In base al principio della libera circolazione dei beni nel territorio comunitario il legislatore comunitario ha preferito evitare specifici obblighi procedurali relativi al trasferimento dei beni in un diverso Stato membro dell’Unione. La normativa IVA considera tutte le operazioni inerenti la cessione di beni è servizi imponibili, ad eccezione di quelle esenti o non imponibili, pertanto la non imponibilità delle cessioni intracomunitarie vanno interpretare in modo restrittivo per cui ricade sul cedente, che ha l’obbligo di emettere la fattura, la dimostrazione dei presupposti della non imponibilità (vedasi Corte di giustizia, 27 settembre 2007, causa C-409/04 e Id., 6 settembre 2012, causa C-273/11)
La stessa Corte di Giustizia UE ha chiarito che “il diritto di disporre del bene come proprietario sia stato trasmesso all’acquirente e che il fornitore abbia provato che tale bene sia stato spedito o trasportato in un altro Stato membro e che, in seguito a tale spedizione o trasporto, esso abbia lasciato fisicamente il territorio dello Stato membro di cessione” (Corte di giustizia, 27 settembre 2007, causa C-409/04).

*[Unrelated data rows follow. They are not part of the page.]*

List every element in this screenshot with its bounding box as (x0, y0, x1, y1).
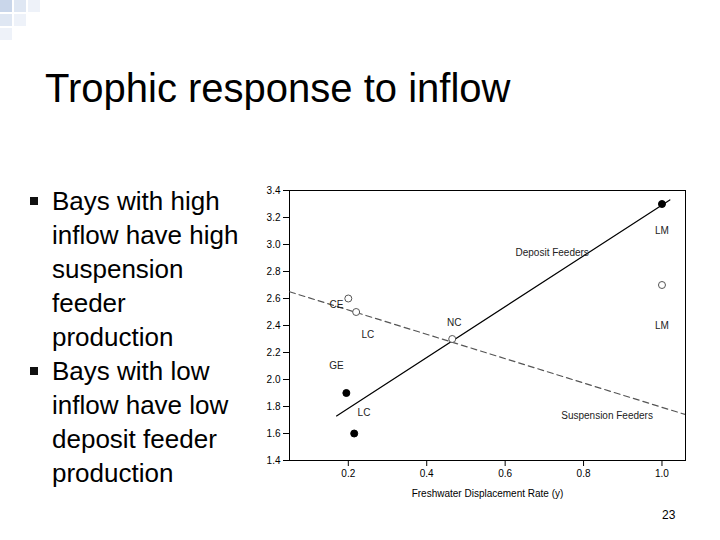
html-text:23: 23 (662, 508, 676, 522)
svg-text:NC: NC (447, 317, 461, 328)
svg-text:LC: LC (358, 407, 371, 418)
svg-text:1.8: 1.8 (267, 401, 281, 412)
svg-text:1.0: 1.0 (655, 468, 669, 479)
html-text:Trophic response to inflow: Trophic response to inflow (45, 66, 511, 110)
svg-text:0.2: 0.2 (341, 468, 355, 479)
svg-text:3.2: 3.2 (267, 212, 281, 223)
svg-text:0.6: 0.6 (498, 468, 512, 479)
svg-text:2.6: 2.6 (267, 293, 281, 304)
svg-text:2.2: 2.2 (267, 347, 281, 358)
svg-text:GE: GE (329, 360, 344, 371)
svg-text:CE: CE (330, 299, 344, 310)
svg-text:Deposit Feeders: Deposit Feeders (516, 247, 589, 258)
svg-text:2.8: 2.8 (267, 266, 281, 277)
svg-text:LM: LM (655, 320, 669, 331)
svg-text:1.4: 1.4 (267, 455, 281, 466)
svg-text:3.4: 3.4 (267, 185, 281, 196)
svg-text:LC: LC (362, 329, 375, 340)
html-text:Bays with high inflow have hig: Bays with high inflow have high suspensi… (52, 186, 239, 352)
svg-text:2.4: 2.4 (267, 320, 281, 331)
svg-text:1.6: 1.6 (267, 428, 281, 439)
svg-text:0.4: 0.4 (420, 468, 434, 479)
svg-text:LM: LM (655, 225, 669, 236)
svg-text:Suspension Feeders: Suspension Feeders (561, 410, 653, 421)
svg-text:3.0: 3.0 (267, 239, 281, 250)
svg-text:0.8: 0.8 (577, 468, 591, 479)
svg-text:Freshwater Displacement Rate (: Freshwater Displacement Rate (y) (412, 488, 564, 499)
html-text:Bays with low inflow have low: Bays with low inflow have low deposit fe… (52, 356, 229, 488)
svg-text:2.0: 2.0 (267, 374, 281, 385)
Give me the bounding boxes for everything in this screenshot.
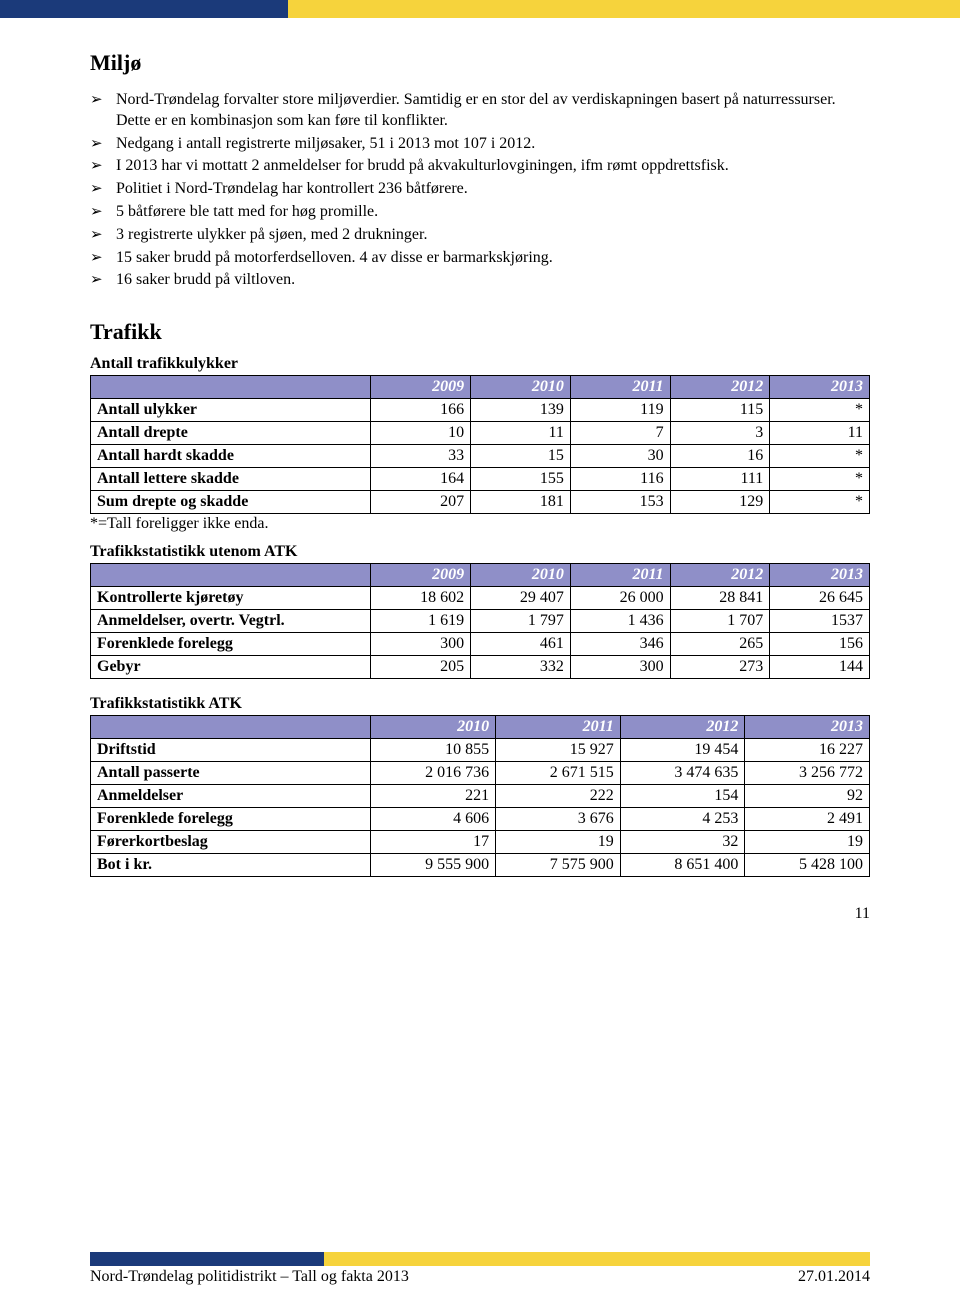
bullet-text: I 2013 har vi mottatt 2 anmeldelser for … xyxy=(116,156,870,177)
table-header xyxy=(91,376,371,399)
table-header xyxy=(91,716,371,739)
bullet-text: Politiet i Nord-Trøndelag har kontroller… xyxy=(116,179,870,200)
bullet-arrow-icon: ➢ xyxy=(90,270,116,291)
table-row: Antall drepte10117311 xyxy=(91,422,870,445)
footer: Nord-Trøndelag politidistrikt – Tall og … xyxy=(90,1252,870,1286)
table-header: 2010 xyxy=(471,376,571,399)
bullet-text: 3 registrerte ulykker på sjøen, med 2 dr… xyxy=(116,225,870,246)
table-header: 2012 xyxy=(620,716,745,739)
table-row: Sum drepte og skadde207181153129* xyxy=(91,491,870,514)
table-atk: 2010 2011 2012 2013 Driftstid10 85515 92… xyxy=(90,715,870,877)
table-header: 2013 xyxy=(770,376,870,399)
table-header: 2013 xyxy=(745,716,870,739)
bullet-list-miljo: ➢Nord-Trøndelag forvalter store miljøver… xyxy=(90,90,870,291)
table-header: 2009 xyxy=(371,564,471,587)
bullet-text: Nord-Trøndelag forvalter store miljøverd… xyxy=(116,90,870,132)
bullet-arrow-icon: ➢ xyxy=(90,134,116,155)
table-row: Bot i kr.9 555 9007 575 9008 651 4005 42… xyxy=(91,854,870,877)
table-header: 2010 xyxy=(371,716,496,739)
bullet-arrow-icon: ➢ xyxy=(90,90,116,111)
table-row: Antall ulykker166139119115* xyxy=(91,399,870,422)
table-row: Forenklede forelegg300461346265156 xyxy=(91,633,870,656)
bullet-arrow-icon: ➢ xyxy=(90,248,116,269)
table-header: 2012 xyxy=(670,564,770,587)
section-title-trafikk: Trafikk xyxy=(90,319,870,345)
footer-stripe xyxy=(90,1252,870,1266)
table-title: Trafikkstatistikk ATK xyxy=(90,695,870,713)
bullet-text: Nedgang i antall registrerte miljøsaker,… xyxy=(116,134,870,155)
top-stripe xyxy=(0,0,960,18)
table-footnote: *=Tall foreligger ikke enda. xyxy=(90,515,870,533)
table-row: Driftstid10 85515 92719 45416 227 xyxy=(91,739,870,762)
table-header: 2009 xyxy=(371,376,471,399)
table-row: Kontrollerte kjøretøy18 60229 40726 0002… xyxy=(91,587,870,610)
footer-left: Nord-Trøndelag politidistrikt – Tall og … xyxy=(90,1268,409,1286)
table-row: Antall hardt skadde33153016* xyxy=(91,445,870,468)
bullet-arrow-icon: ➢ xyxy=(90,179,116,200)
table-trafikkulykker: 2009 2010 2011 2012 2013 Antall ulykker1… xyxy=(90,375,870,514)
bullet-text: 16 saker brudd på viltloven. xyxy=(116,270,870,291)
table-title: Antall trafikkulykker xyxy=(90,355,870,373)
bullet-arrow-icon: ➢ xyxy=(90,202,116,223)
table-row: Forenklede forelegg4 6063 6764 2532 491 xyxy=(91,808,870,831)
table-header xyxy=(91,564,371,587)
bullet-arrow-icon: ➢ xyxy=(90,225,116,246)
table-row: Antall lettere skadde164155116111* xyxy=(91,468,870,491)
table-title: Trafikkstatistikk utenom ATK xyxy=(90,543,870,561)
page-number: 11 xyxy=(90,905,870,923)
table-row: Antall passerte2 016 7362 671 5153 474 6… xyxy=(91,762,870,785)
table-header: 2012 xyxy=(670,376,770,399)
table-utenom-atk: 2009 2010 2011 2012 2013 Kontrollerte kj… xyxy=(90,563,870,679)
table-row: Førerkortbeslag17193219 xyxy=(91,831,870,854)
table-row: Anmeldelser, overtr. Vegtrl.1 6191 7971 … xyxy=(91,610,870,633)
bullet-text: 15 saker brudd på motorferdselloven. 4 a… xyxy=(116,248,870,269)
section-title-miljo: Miljø xyxy=(90,50,870,76)
table-row: Gebyr205332300273144 xyxy=(91,656,870,679)
table-header: 2011 xyxy=(570,376,670,399)
table-header: 2011 xyxy=(570,564,670,587)
table-header: 2013 xyxy=(770,564,870,587)
bullet-arrow-icon: ➢ xyxy=(90,156,116,177)
table-header: 2011 xyxy=(496,716,621,739)
bullet-text: 5 båtførere ble tatt med for høg promill… xyxy=(116,202,870,223)
table-header: 2010 xyxy=(471,564,571,587)
table-row: Anmeldelser22122215492 xyxy=(91,785,870,808)
footer-right: 27.01.2014 xyxy=(798,1268,870,1286)
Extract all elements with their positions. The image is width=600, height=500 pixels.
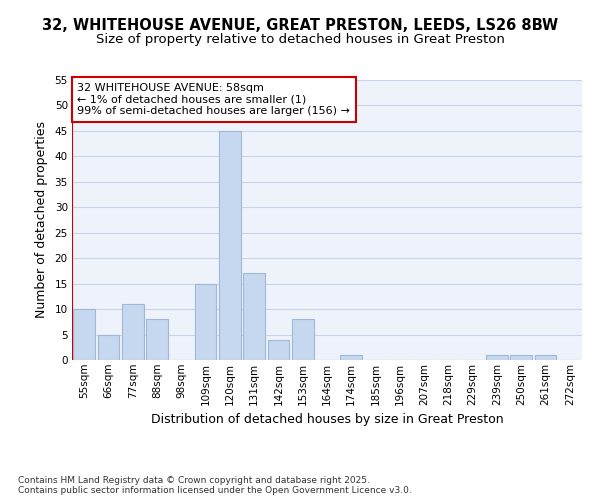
Bar bbox=[73, 309, 95, 360]
Bar bbox=[535, 355, 556, 360]
Text: Size of property relative to detached houses in Great Preston: Size of property relative to detached ho… bbox=[95, 32, 505, 46]
Bar bbox=[219, 131, 241, 360]
X-axis label: Distribution of detached houses by size in Great Preston: Distribution of detached houses by size … bbox=[151, 413, 503, 426]
Text: 32 WHITEHOUSE AVENUE: 58sqm
← 1% of detached houses are smaller (1)
99% of semi-: 32 WHITEHOUSE AVENUE: 58sqm ← 1% of deta… bbox=[77, 83, 350, 116]
Bar bbox=[243, 274, 265, 360]
Bar bbox=[146, 320, 168, 360]
Bar bbox=[292, 320, 314, 360]
Bar bbox=[122, 304, 143, 360]
Text: Contains HM Land Registry data © Crown copyright and database right 2025.
Contai: Contains HM Land Registry data © Crown c… bbox=[18, 476, 412, 495]
Y-axis label: Number of detached properties: Number of detached properties bbox=[35, 122, 47, 318]
Bar bbox=[511, 355, 532, 360]
Bar bbox=[486, 355, 508, 360]
Bar bbox=[97, 334, 119, 360]
Bar bbox=[268, 340, 289, 360]
Bar bbox=[194, 284, 217, 360]
Bar bbox=[340, 355, 362, 360]
Text: 32, WHITEHOUSE AVENUE, GREAT PRESTON, LEEDS, LS26 8BW: 32, WHITEHOUSE AVENUE, GREAT PRESTON, LE… bbox=[42, 18, 558, 32]
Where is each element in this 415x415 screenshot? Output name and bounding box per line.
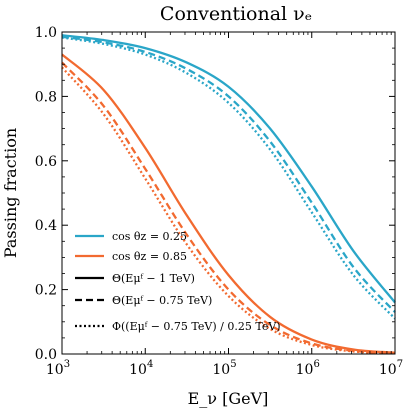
- legend: cos θz = 0.25 cos θz = 0.85 Θ(Eμᶠ − 1 TeV)…: [75, 230, 281, 333]
- x-tick-label: 105: [212, 359, 236, 378]
- series-line-cos085-dashed: [61, 61, 396, 355]
- legend-label: cos θz = 0.85: [112, 250, 187, 263]
- series-line-cos025-dotted: [61, 36, 396, 320]
- legend-label: Θ(Eμᶠ − 0.75 TeV): [112, 294, 212, 307]
- y-axis-label: Passing fraction: [1, 128, 20, 258]
- x-tick-label: 104: [129, 359, 153, 378]
- y-tick-label: 1.0: [35, 25, 57, 41]
- y-tick-label: 0.8: [35, 89, 57, 105]
- y-tick-label: 0.2: [35, 283, 57, 299]
- series-line-cos085-dotted: [61, 66, 396, 355]
- legend-label: Θ(Eμᶠ − 1 TeV): [112, 272, 195, 285]
- x-tick-label: 107: [379, 359, 403, 378]
- y-tick-label: 0.0: [35, 347, 57, 363]
- y-tick-label: 0.6: [35, 154, 57, 170]
- curves-layer: [61, 34, 396, 355]
- chart-title: Conventional νₑ: [160, 3, 312, 25]
- series-line-cos025-solid: [61, 34, 396, 304]
- x-axis-label: E_ν [GeV]: [188, 389, 269, 408]
- x-tick-label: 106: [296, 359, 320, 378]
- legend-label: Φ((Eμᶠ − 0.75 TeV) / 0.25 TeV): [112, 320, 281, 333]
- legend-label: cos θz = 0.25: [112, 230, 187, 243]
- series-line-cos085-solid: [61, 53, 396, 354]
- series-line-cos025-dashed: [61, 35, 396, 313]
- y-tick-label: 0.4: [35, 218, 57, 234]
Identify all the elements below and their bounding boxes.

Inoltre la stessa Corte UE ha precisato che non ha rilievo, ai fini della non imponibilità, che il trasporto del bene debba avvenire entro un termine preciso. Tale principio ha lo scopo di escludere la possibilità di poter scegliere, in base a condizioni più favorevoli, il luogo impositivo dell’operazione. (Corte UE, 18 novembre 2010, causa C-84/09)
Anche la normativa Italiana nulla dispone, anche il contenuto dell’art. 41 del D.L. n. 331/1993 non contempla alcun obbligo formale(1), sulla documentazione che il cedente deve conservare ed esibire in caso di verifiche al fine di provare l’avvenuto trasferimento del bene in altro Stato membro della UE.